Robotics and Intelligent Machines
Yip, Hanna (School: The Spence School)
The purpose of my research was to build an accurate solo musical instrument classifier that assigns a probability distribution of instrument class labels to a given audio signal. Last year, I compared the bias-variance tradeoff of musical instrument classifiers that used four different learning algorithms -- Random Forest, Adaboost, bagging on Adaboost, and Support Vector Machine -- on a small dataset of 215 audio files from 10 instruments. Random Forest achieved the highest accuracy of 84%. This year, I worked to improve the performance of the Random Forest classifier and quantify the relative contribution of each aspect of the new model to improvement in classification accuracy. The first alteration was extracting Mel Frequency Cepstral Coefficients (MFCC) first and second order differences in addition to MFCCs as input features. The second was training on a larger, more diverse dataset of audio files which includes around 7000 audio clips of 18 instruments from the MedleyDB and Philharmonia library.
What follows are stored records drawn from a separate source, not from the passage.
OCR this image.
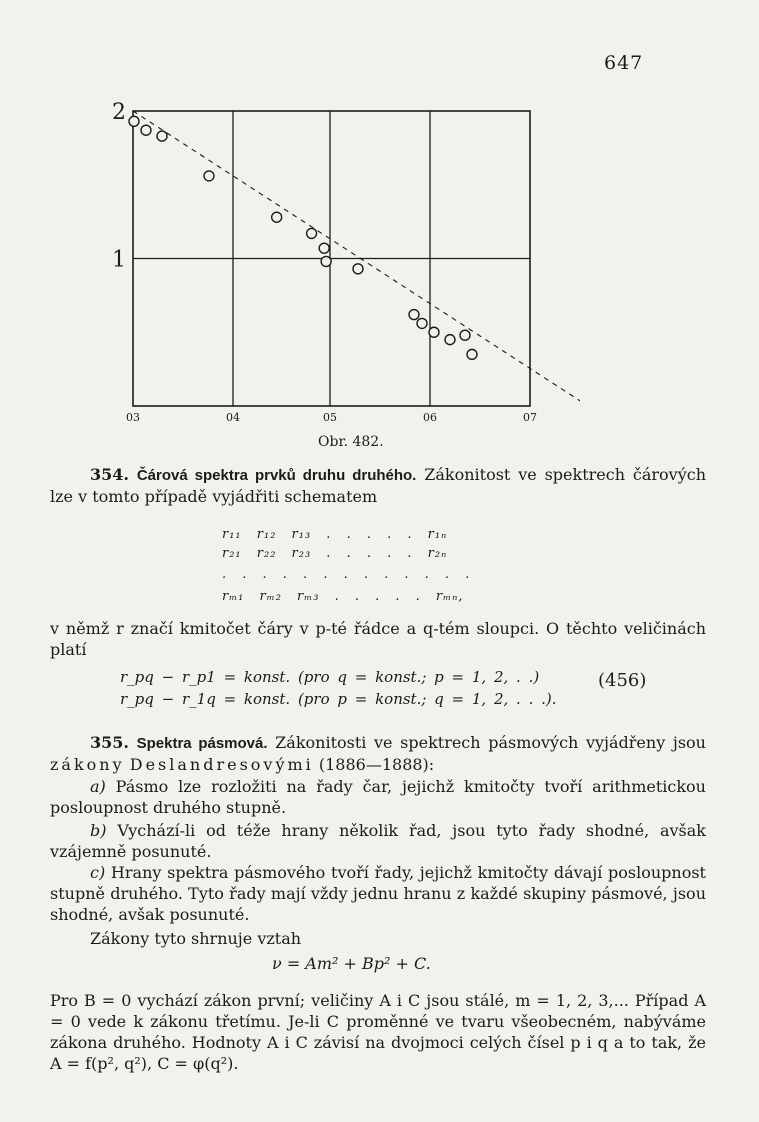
647
03	04	05	06	07
1
2
Obr. 482.
354. Čárová spektra prvků druhu druhého. Zákonitost ve spektrech čárových lze v tomto případě vyjádřiti schematem
r₁₁ r₁₂ r₁₃ . . . . . r₁ₙ
r₂₁ r₂₂ r₂₃ . . . . . r₂ₙ
. . . . . . . . . . . . .
rₘ₁ rₘ₂ rₘ₃ . . . . . rₘₙ,
v němž r značí kmitočet čáry v p-té řádce a q-tém sloupci. O těchto veličinách platí
r_pq − r_p1 = konst. (pro q = konst.; p = 1, 2, . .)
r_pq − r_1q = konst. (pro p = konst.; q = 1, 2, . . .).
(456)
355. Spektra pásmová. Zákonitosti ve spektrech pásmových vyjádřeny jsou zákony Deslandresovými (1886—1888):
a) Pásmo lze rozložiti na řady čar, jejichž kmitočty tvoří arithmetickou posloupnost druhého stupně.
b) Vychází-li od téže hrany několik řad, jsou tyto řady shodné, avšak vzájemně posunuté.
c) Hrany spektra pásmového tvoří řady, jejichž kmitočty dávají posloupnost stupně druhého. Tyto řady mají vždy jednu hranu z každé skupiny pásmové, jsou shodné, avšak posunuté.
Zákony tyto shrnuje vztah
ν = Am² + Bp² + C.
Pro B = 0 vychází zákon první; veličiny A i C jsou stálé, m = 1, 2, 3,... Případ A = 0 vede k zákonu třetímu. Je-li C proměnné ve tvaru všeobecném, nabýváme zákona druhého. Hodnoty A i C závisí na dvojmoci celých čísel p i q a to tak, že A = f(p², q²), C = φ(q²).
The Random Forest classiﬁer achieved a testing accuracy of 96%. Training on the larger dataset that includes both short sound samples and full-length songs improved the classifier’s ability to perform well on real-world data. The first 40 MFCCs contributed most to accurate classification, while MFCC first and second order differences only incrementally improved the accuracy. The classifier had reasonable confusions between instruments with similar timbre. To test the classifier on real-world data, I implemented the classifier into an interactive web application that identifies the instrument present in live recordings or stems of new multitracks.